According to a report in the Wall Street Journal, San Francisco-based Wells Fargo has won the fight over the acquisition of Wachovia. Citi (New York), which had placed the original bid for the Charlotte-based financial institution, has turned its back on negotiations of a compromise deal in which the east and west coast banks might split Wachovia due to concerns about the quality of some of Wachovia's assets.
Wells Fargo is now clear to proceed with its acquisition offer that it made to Wachovia just days after Citi announced it would be purchasing the institution. Wells Fargo expects to close the deal by the end of the year.
Citi, however, will continue to seek compensatory and punitive damages for bad faith breach of contract and tortious interference, the bank said in a statement.

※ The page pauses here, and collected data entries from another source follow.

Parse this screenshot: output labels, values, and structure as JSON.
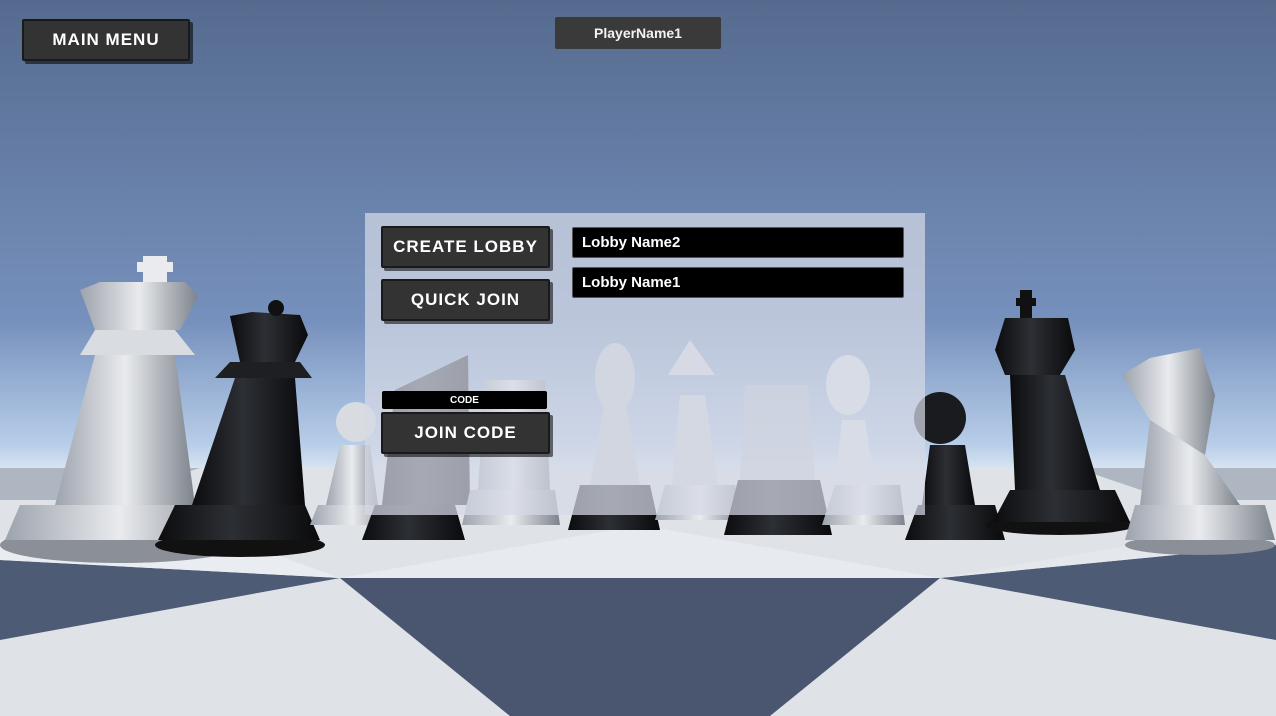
{
  "header": {
    "main_menu_label": "MAIN MENU",
    "player_name": "PlayerName1"
  },
  "lobby_panel": {
    "create_lobby_label": "CREATE LOBBY",
    "quick_join_label": "QUICK JOIN",
    "code_placeholder": "CODE",
    "join_code_label": "JOIN CODE",
    "lobbies": [
      {
        "name": "Lobby Name2"
      },
      {
        "name": "Lobby Name1"
      }
    ]
  },
  "colors": {
    "sky_top": "#5a6d90",
    "sky_horizon": "#b9d0ea",
    "button_bg": "#333333",
    "board_light": "#e6e8eb",
    "board_dark": "#4d5b74"
  }
}
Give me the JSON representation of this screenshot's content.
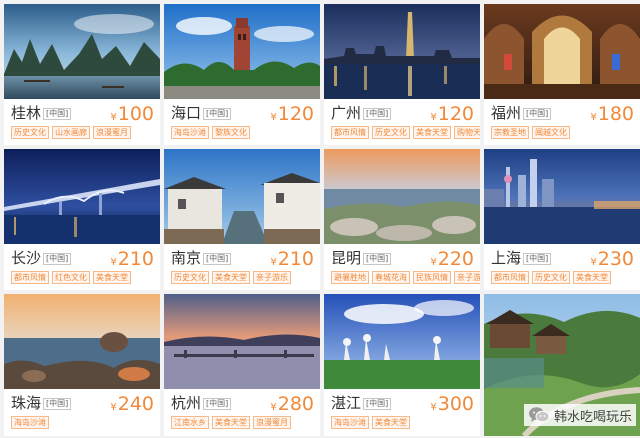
{
  "cards": [
    {
      "city": "桂林",
      "country": "[中国]",
      "price": "100",
      "tags": [
        "历史文化",
        "山水画廊",
        "浪漫蜜月"
      ],
      "scene": "guilin"
    },
    {
      "city": "海口",
      "country": "[中国]",
      "price": "120",
      "tags": [
        "海岛沙滩",
        "黎族文化"
      ],
      "scene": "haikou"
    },
    {
      "city": "广州",
      "country": "[中国]",
      "price": "120",
      "tags": [
        "都市风情",
        "历史文化",
        "美食天堂",
        "购物天堂"
      ],
      "scene": "guangzhou"
    },
    {
      "city": "福州",
      "country": "[中国]",
      "price": "180",
      "tags": [
        "宗教圣地",
        "闽越文化"
      ],
      "scene": "fuzhou"
    },
    {
      "city": "长沙",
      "country": "[中国]",
      "price": "210",
      "tags": [
        "都市风情",
        "红色文化",
        "美食天堂"
      ],
      "scene": "changsha"
    },
    {
      "city": "南京",
      "country": "[中国]",
      "price": "210",
      "tags": [
        "历史文化",
        "美食天堂",
        "亲子游乐"
      ],
      "scene": "nanjing"
    },
    {
      "city": "昆明",
      "country": "[中国]",
      "price": "220",
      "tags": [
        "避暑胜地",
        "春城花海",
        "民族风情",
        "亲子游乐"
      ],
      "scene": "kunming"
    },
    {
      "city": "上海",
      "country": "[中国]",
      "price": "230",
      "tags": [
        "都市风情",
        "历史文化",
        "美食天堂"
      ],
      "scene": "shanghai"
    },
    {
      "city": "珠海",
      "country": "[中国]",
      "price": "240",
      "tags": [
        "海岛沙滩"
      ],
      "scene": "zhuhai"
    },
    {
      "city": "杭州",
      "country": "[中国]",
      "price": "280",
      "tags": [
        "江南水乡",
        "美食天堂",
        "浪漫蜜月"
      ],
      "scene": "hangzhou"
    },
    {
      "city": "湛江",
      "country": "[中国]",
      "price": "300",
      "tags": [
        "海岛沙滩",
        "美食天堂"
      ],
      "scene": "zhanjiang"
    },
    {
      "city": "",
      "country": "",
      "price": "",
      "tags": [],
      "scene": "village"
    }
  ],
  "currency_symbol": "¥",
  "watermark": {
    "text": "韩水吃喝玩乐",
    "icon": "wechat-icon"
  },
  "colors": {
    "accent": "#f08a3a",
    "tag_border": "#f6b98a",
    "tag_bg": "#fff5ee",
    "page_bg": "#f2f2f2"
  }
}
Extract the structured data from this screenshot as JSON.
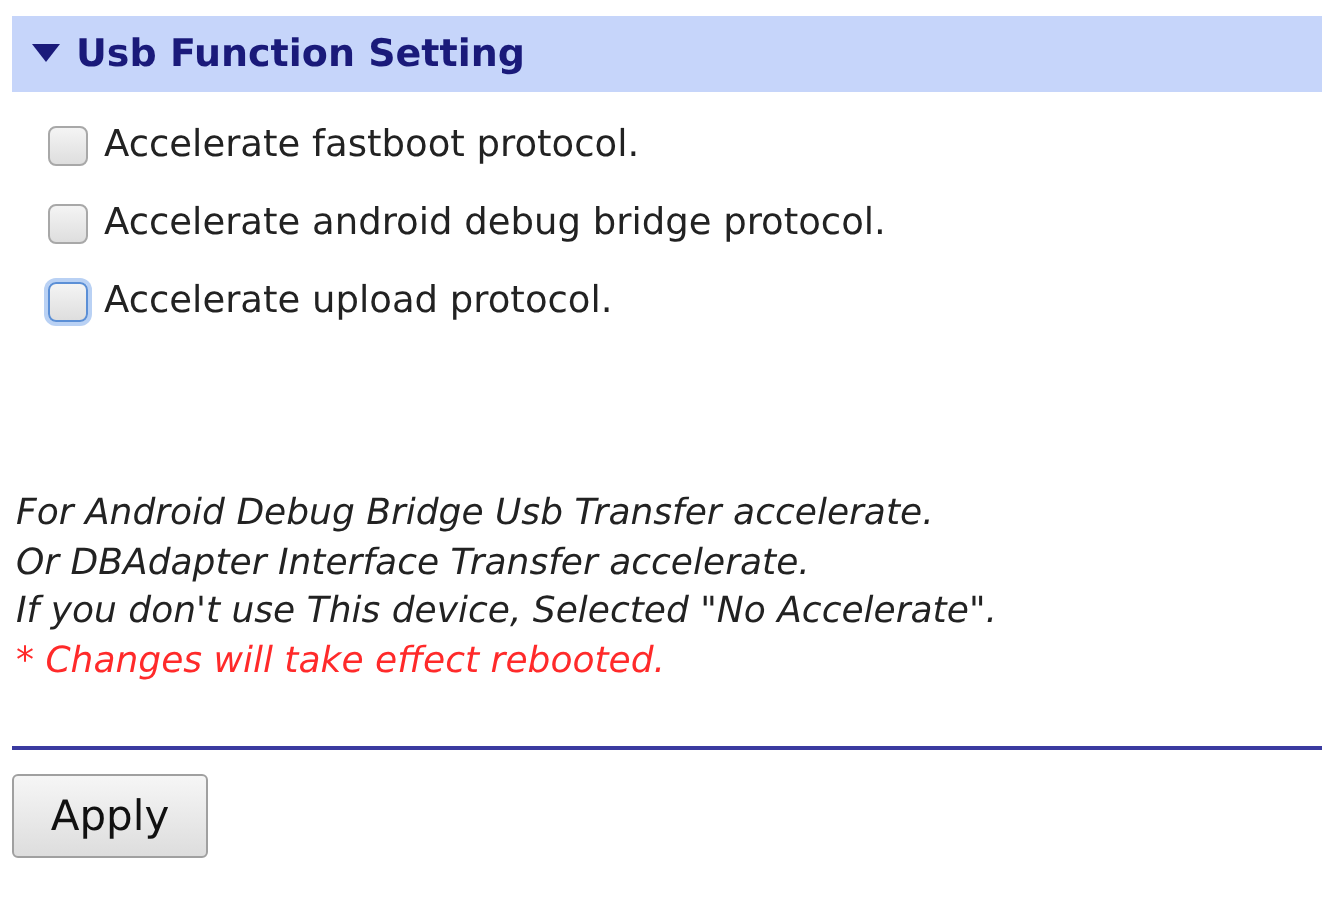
{
  "section": {
    "title": "Usb Function Setting",
    "expanded": true
  },
  "options": [
    {
      "label": "Accelerate fastboot protocol.",
      "checked": false,
      "focused": false
    },
    {
      "label": "Accelerate android debug bridge protocol.",
      "checked": false,
      "focused": false
    },
    {
      "label": "Accelerate upload protocol.",
      "checked": false,
      "focused": true
    }
  ],
  "notes": [
    {
      "text": "For Android Debug Bridge Usb Transfer accelerate.",
      "kind": "info"
    },
    {
      "text": "Or DBAdapter Interface Transfer accelerate.",
      "kind": "info"
    },
    {
      "text": "If you don't use This device, Selected \"No Accelerate\".",
      "kind": "info"
    },
    {
      "text": "* Changes will take effect rebooted.",
      "kind": "warning"
    }
  ],
  "buttons": [
    {
      "label": "Apply"
    }
  ]
}
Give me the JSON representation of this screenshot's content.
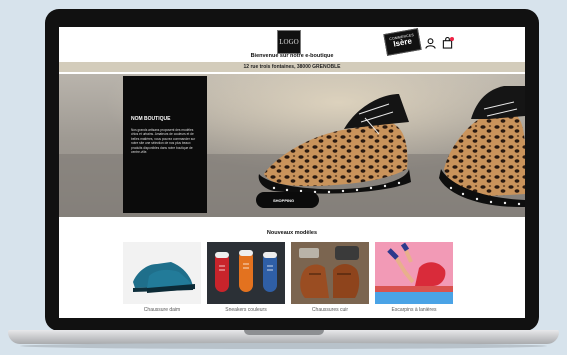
{
  "header": {
    "logo_text": "LOGO",
    "welcome": "Bienvenue sur notre e-boutique",
    "badge_line1": "COMMERCES",
    "badge_line2": "Isère"
  },
  "address": "12 rue trois fontaines, 38000 GRENOBLE",
  "hero": {
    "shop_title": "NOM BOUTIQUE",
    "shop_description": "Nos grands artisans proposent des modèles chics et urbains. Amateurs de couleurs et de belles matières, vous pouvez commander sur notre site une sélection de nos plus beaux produits disponibles dans notre boutique de centre-ville.",
    "button_label": "SHOPPING"
  },
  "new_models": {
    "title": "Nouveaux modèles",
    "items": [
      {
        "label": "Chaussure daim"
      },
      {
        "label": "Sneakers couleurs"
      },
      {
        "label": "Chaussures cuir"
      },
      {
        "label": "Escarpins à lanières"
      }
    ]
  },
  "colors": {
    "accent_bar": "#d3ccbb",
    "dark": "#0b0b0b",
    "suede_blue": "#1f6f8b"
  }
}
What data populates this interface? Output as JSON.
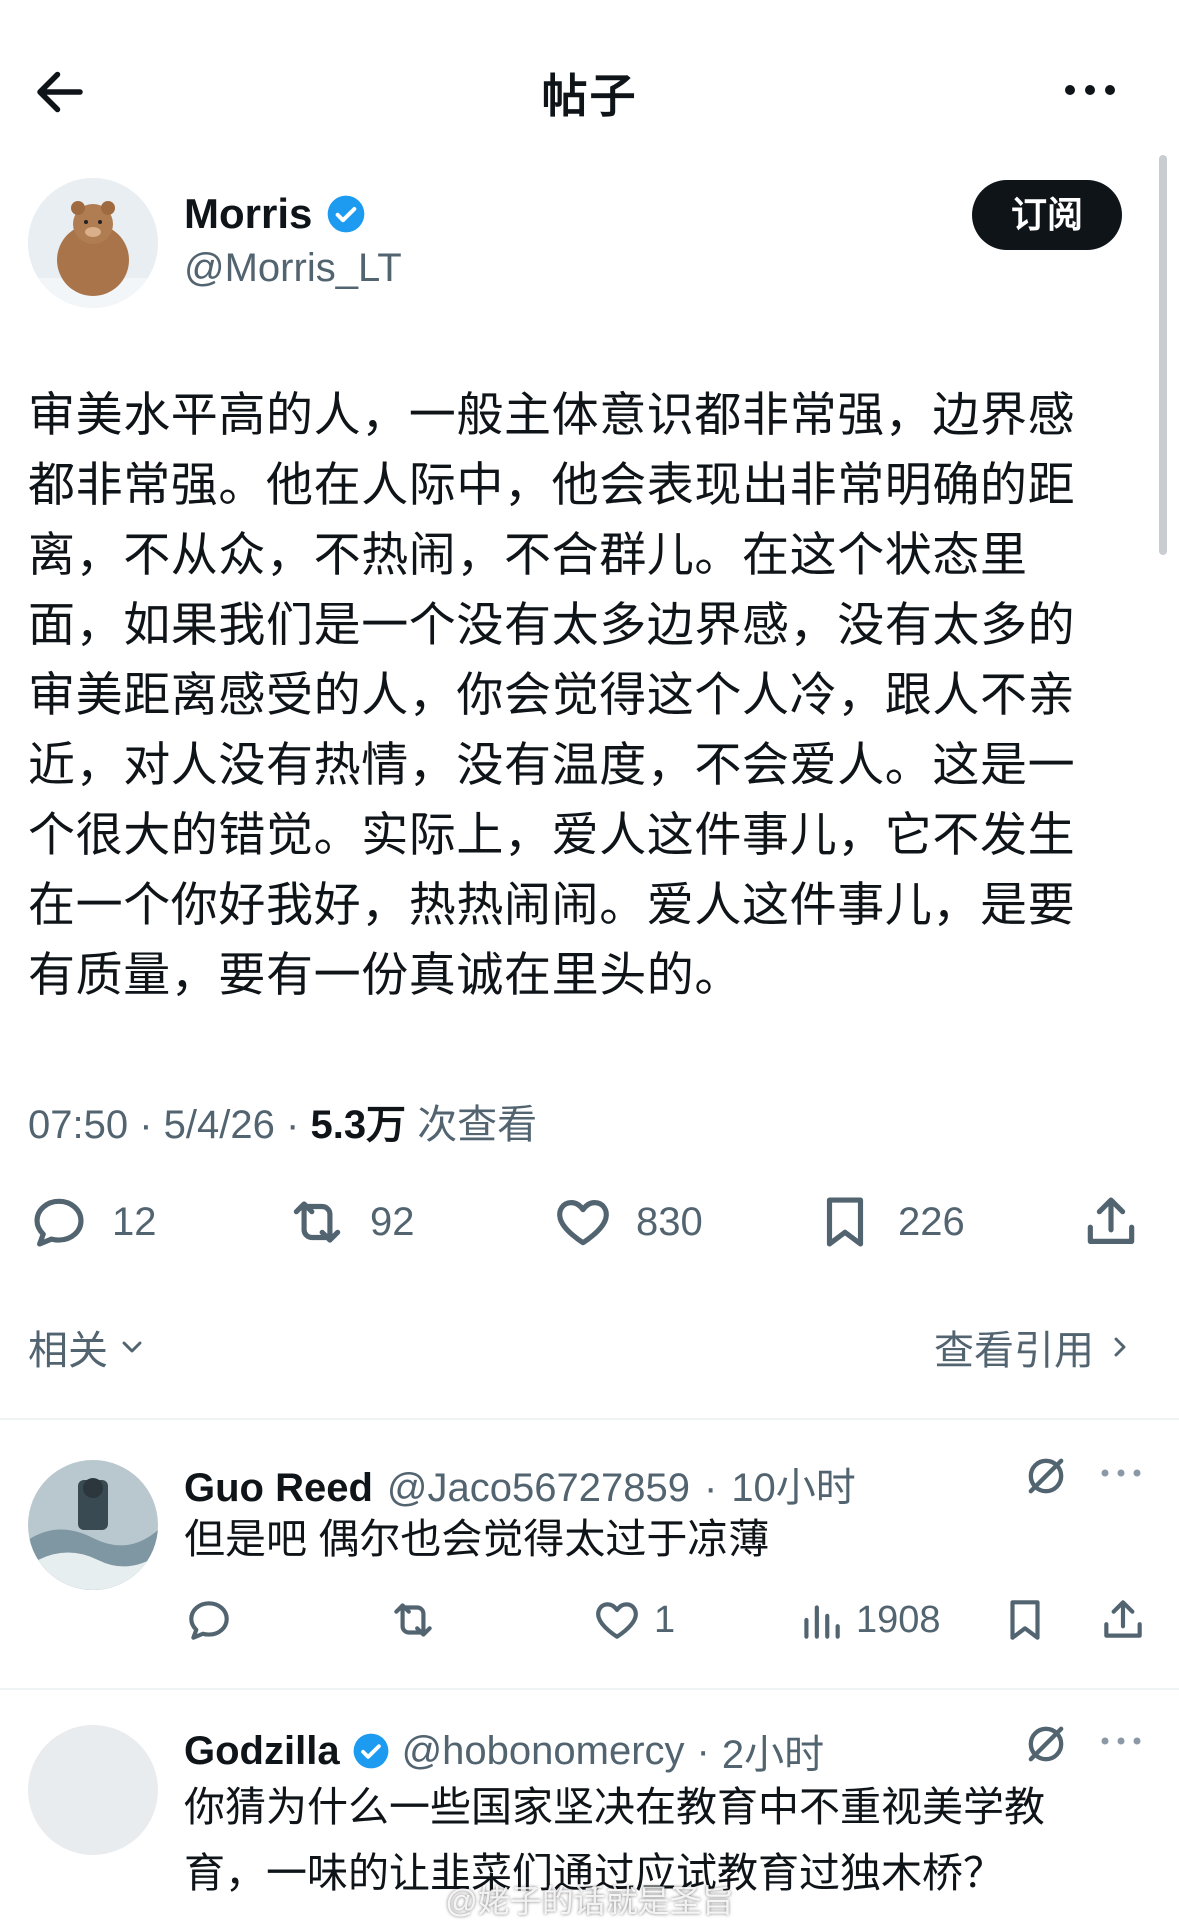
{
  "header": {
    "title": "帖子"
  },
  "post": {
    "author_name": "Morris",
    "author_handle": "@Morris_LT",
    "subscribe_label": "订阅",
    "text": "审美水平高的人，一般主体意识都非常强，边界感\n都非常强。他在人际中，他会表现出非常明确的距\n离，不从众，不热闹，不合群儿。在这个状态里\n面，如果我们是一个没有太多边界感，没有太多的\n审美距离感受的人，你会觉得这个人冷，跟人不亲\n近，对人没有热情，没有温度，不会爱人。这是一\n个很大的错觉。实际上，爱人这件事儿，它不发生\n在一个你好我好，热热闹闹。爱人这件事儿，是要\n有质量，要有一份真诚在里头的。",
    "time": "07:50",
    "date": "5/4/26",
    "views_count": "5.3万",
    "views_label": "次查看",
    "replies": "12",
    "reposts": "92",
    "likes": "830",
    "bookmarks": "226",
    "related_label": "相关",
    "quotes_label": "查看引用"
  },
  "replies": [
    {
      "name": "Guo Reed",
      "handle": "@Jaco56727859",
      "time": "10小时",
      "text": "但是吧 偶尔也会觉得太过于凉薄",
      "likes": "1",
      "views": "1908"
    },
    {
      "name": "Godzilla",
      "handle": "@hobonomercy",
      "time": "2小时",
      "text": "你猜为什么一些国家坚决在教育中不重视美学教\n育，一味的让韭菜们通过应试教育过独木桥？"
    }
  ],
  "watermark": "@姥子的话就是圣旨",
  "colors": {
    "verified": "#1d9bf0",
    "text": "#0f1419",
    "secondary": "#536471",
    "button_bg": "#0f1419"
  }
}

For Wells Fargo, the purchase means the creation of a stronger coast-to-coast banking franchise. Under terms of the agreement, Wachovia shareholders will receive 0.1991 shares of Wells Fargo common stock in exchange for each share of Wachovia common stock. The transaction, based on Wells Fargo's closing stock price of $35.16 on October 2, 2008, is valued at $7.00 per Wachovia common share for a total transaction value of approximately $15.1 billion. The agreement requires the approval of Wachovia shareholders and customary approvals of regulators.
According to Wells Fargo, the combined company's east coast retail and commercial and corporate banking business will be based in Charlotte. St. Louis will remain the headquarters of Wachovia Securities. In addition, three members of the Wachovia board will be invited to join the Wells Fargo board when the transaction is completed.
The combined entity will have assets of $1.4 trillion.